In order to address potential issues with the application user using browser navigation buttons (back and forward) within a dialog, it is also possible to configure advanced handling of storing dialog state information across requests, with a context initialization parameter, as follows:
<context-param>
  <param-name>org.apache.shale.dialog.basic.STRATEGY</param-name>
  <param-value>xxxxx</param-value>
</context-param>

The possible strategy values, and the use cases under which they are appropriate, are as follows:

  • none - Save no extra information. This works best in circumstances when you have users trained to not use back and forward navigation buttons, so no extra overhead is incurred.
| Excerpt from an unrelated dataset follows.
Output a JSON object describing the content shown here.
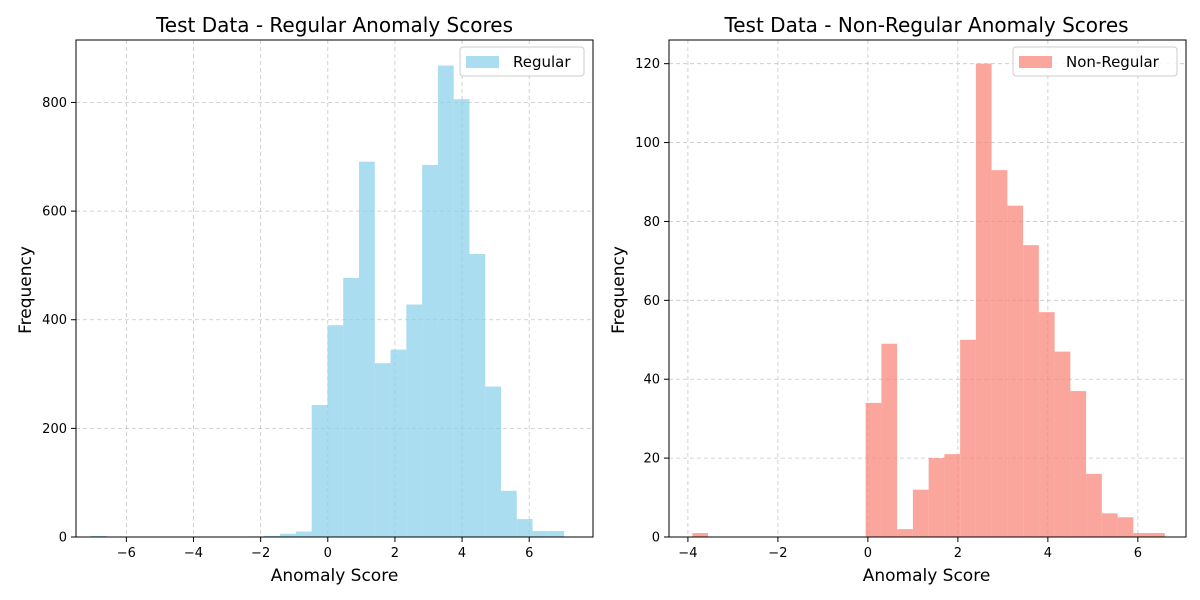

  • top - (Default value) Record the state name of the current state such that, if the user uses the back arrow and then resubmits a previously submitted form, the current state will be reset to the recorded one (so that navigation outcomes work as expected). The data object associated with this dialog instance is not saved and restored. This works best in cases like a multi-page wizard dialog that is collecting data, where resubmitting the same page again only mutates the state within the data object, and does not cause any undesireable changes to the model state of the application (such as submitting a credit card order more than once). This strategy can not effectively deal with cases where the user has navigated across the start or end of a subdialog, so an exception will be thrown in that scenario.
  • stack - Record the entire stack of Position information for the current dialog instance, including any changes to the data object. This strategy is best used when you want, when the user presses the back arrow, to "unwind" any changes that the previous form submit did to the data object. This strategy stores the maximum amount of information in the JSF component tree state, so it might have significant memory or network traffic impacts if the size of your data object is large.
Note that, no matter which strategy you choose, you can optionally use the "token" facility of the Shale Core module to detect duplicate submit attempts on the same form. If you do this, you will also want to provide a "cancel" command of some sort, with the immediate attribute set to true, to allow the user to get out of a dialog where they have mistakenly tried to submit the same form more than once.